The clinical team included a registered nurse/certified diabetes educator and a medical assistant and a registered dietitian who were bilingual and bicultural. Patients underwent an initial 50-minute visit with a nurse and were asked to return for additional visits. They also had a 25-minute visit with the dietitian and were called by team members for appointment reminders.

Patients also participated in a group self-management training program consisting of an 8-week curriculum delivered by trained peer educators who had diabetes themselves and were of the same cultural or ethnic group as the participants.

The researchers used the resulting clinical and cost data in what Gilbert describes as “a model that simulates long-term effects of implementing health policies for the management of diabetes.” The model estimates the number of years of life patients gain from treatment — adjusted for quality of life — for the amount spent to deliver the treatment.

Direct medical costs over a patient’s lifetime were higher for patients who received case-management and self-management training help.
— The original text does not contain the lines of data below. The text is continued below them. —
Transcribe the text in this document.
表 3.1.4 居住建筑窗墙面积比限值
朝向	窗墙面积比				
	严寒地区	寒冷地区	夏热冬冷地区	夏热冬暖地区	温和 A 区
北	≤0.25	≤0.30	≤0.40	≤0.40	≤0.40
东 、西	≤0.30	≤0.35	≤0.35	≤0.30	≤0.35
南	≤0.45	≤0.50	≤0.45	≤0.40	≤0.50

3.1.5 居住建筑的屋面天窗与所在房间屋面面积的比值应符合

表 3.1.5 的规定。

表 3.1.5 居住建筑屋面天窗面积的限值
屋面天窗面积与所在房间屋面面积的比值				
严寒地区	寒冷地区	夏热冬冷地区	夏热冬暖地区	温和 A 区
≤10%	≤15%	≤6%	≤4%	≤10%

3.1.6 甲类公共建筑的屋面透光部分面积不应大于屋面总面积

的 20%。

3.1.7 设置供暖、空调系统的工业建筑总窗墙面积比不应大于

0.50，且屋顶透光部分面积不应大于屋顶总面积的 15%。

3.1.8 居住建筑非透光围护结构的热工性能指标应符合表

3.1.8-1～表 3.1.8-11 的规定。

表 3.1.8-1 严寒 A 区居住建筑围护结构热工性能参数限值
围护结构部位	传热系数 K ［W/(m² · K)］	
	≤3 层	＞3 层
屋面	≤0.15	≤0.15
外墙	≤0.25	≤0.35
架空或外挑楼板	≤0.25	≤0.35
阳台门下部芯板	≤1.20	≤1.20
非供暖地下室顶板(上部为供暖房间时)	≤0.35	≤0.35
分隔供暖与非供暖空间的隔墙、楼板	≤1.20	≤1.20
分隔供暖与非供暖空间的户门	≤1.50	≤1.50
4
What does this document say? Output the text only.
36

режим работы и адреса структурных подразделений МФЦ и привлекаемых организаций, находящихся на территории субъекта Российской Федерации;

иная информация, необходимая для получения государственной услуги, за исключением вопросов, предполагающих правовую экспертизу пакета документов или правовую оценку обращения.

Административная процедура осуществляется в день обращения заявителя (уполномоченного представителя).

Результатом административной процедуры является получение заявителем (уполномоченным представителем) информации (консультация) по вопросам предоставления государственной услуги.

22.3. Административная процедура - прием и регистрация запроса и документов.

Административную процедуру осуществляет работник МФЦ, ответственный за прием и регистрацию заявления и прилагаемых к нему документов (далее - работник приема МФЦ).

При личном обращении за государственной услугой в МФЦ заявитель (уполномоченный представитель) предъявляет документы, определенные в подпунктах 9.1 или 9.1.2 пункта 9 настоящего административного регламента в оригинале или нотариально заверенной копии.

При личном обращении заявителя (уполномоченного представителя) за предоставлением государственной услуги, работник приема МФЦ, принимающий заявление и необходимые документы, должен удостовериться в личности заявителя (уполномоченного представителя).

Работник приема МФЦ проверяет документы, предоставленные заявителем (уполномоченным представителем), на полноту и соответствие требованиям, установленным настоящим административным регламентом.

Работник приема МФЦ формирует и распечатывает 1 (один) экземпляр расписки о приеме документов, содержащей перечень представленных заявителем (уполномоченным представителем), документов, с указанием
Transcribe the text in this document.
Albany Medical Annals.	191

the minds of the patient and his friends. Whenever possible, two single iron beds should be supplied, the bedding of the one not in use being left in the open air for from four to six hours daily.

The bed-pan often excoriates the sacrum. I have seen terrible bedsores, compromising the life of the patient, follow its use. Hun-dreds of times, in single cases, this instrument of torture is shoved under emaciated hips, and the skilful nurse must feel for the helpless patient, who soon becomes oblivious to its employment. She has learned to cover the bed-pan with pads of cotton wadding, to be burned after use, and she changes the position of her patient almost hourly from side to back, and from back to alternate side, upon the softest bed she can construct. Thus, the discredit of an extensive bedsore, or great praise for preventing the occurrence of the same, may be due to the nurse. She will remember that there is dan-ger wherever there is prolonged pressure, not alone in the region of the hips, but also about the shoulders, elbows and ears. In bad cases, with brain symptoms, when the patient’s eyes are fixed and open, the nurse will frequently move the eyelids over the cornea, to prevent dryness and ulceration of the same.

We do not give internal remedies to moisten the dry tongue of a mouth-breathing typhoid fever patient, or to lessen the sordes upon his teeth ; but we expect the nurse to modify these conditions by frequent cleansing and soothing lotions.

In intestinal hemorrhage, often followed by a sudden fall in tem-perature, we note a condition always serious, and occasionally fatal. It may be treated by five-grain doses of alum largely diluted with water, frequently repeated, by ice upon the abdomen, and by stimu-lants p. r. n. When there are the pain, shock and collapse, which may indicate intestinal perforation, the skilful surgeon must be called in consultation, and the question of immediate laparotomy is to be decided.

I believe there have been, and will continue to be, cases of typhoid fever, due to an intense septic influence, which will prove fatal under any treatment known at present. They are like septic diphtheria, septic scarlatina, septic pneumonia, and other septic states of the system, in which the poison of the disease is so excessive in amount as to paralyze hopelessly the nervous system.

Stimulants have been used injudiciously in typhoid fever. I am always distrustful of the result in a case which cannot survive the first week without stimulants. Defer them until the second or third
Nevertheless, a further breakdown showed that about one-third of the additional costs of implementing the intervention were offset by reduced expenses of diabetes-related complications over patients’ lifetimes.

“Strategies such as [those used in the study] should help our awareness of the needs to reach overall goals and prevent long-term complications related to diabetes,” said Julienne Kirk, PharmD, an associate professor in the department of family and community medicine at Wake Forest University.

The results of the study should encourage health systems to consider setting up similar case-management and self-management training programs for their high-risk populations, Gilmer said.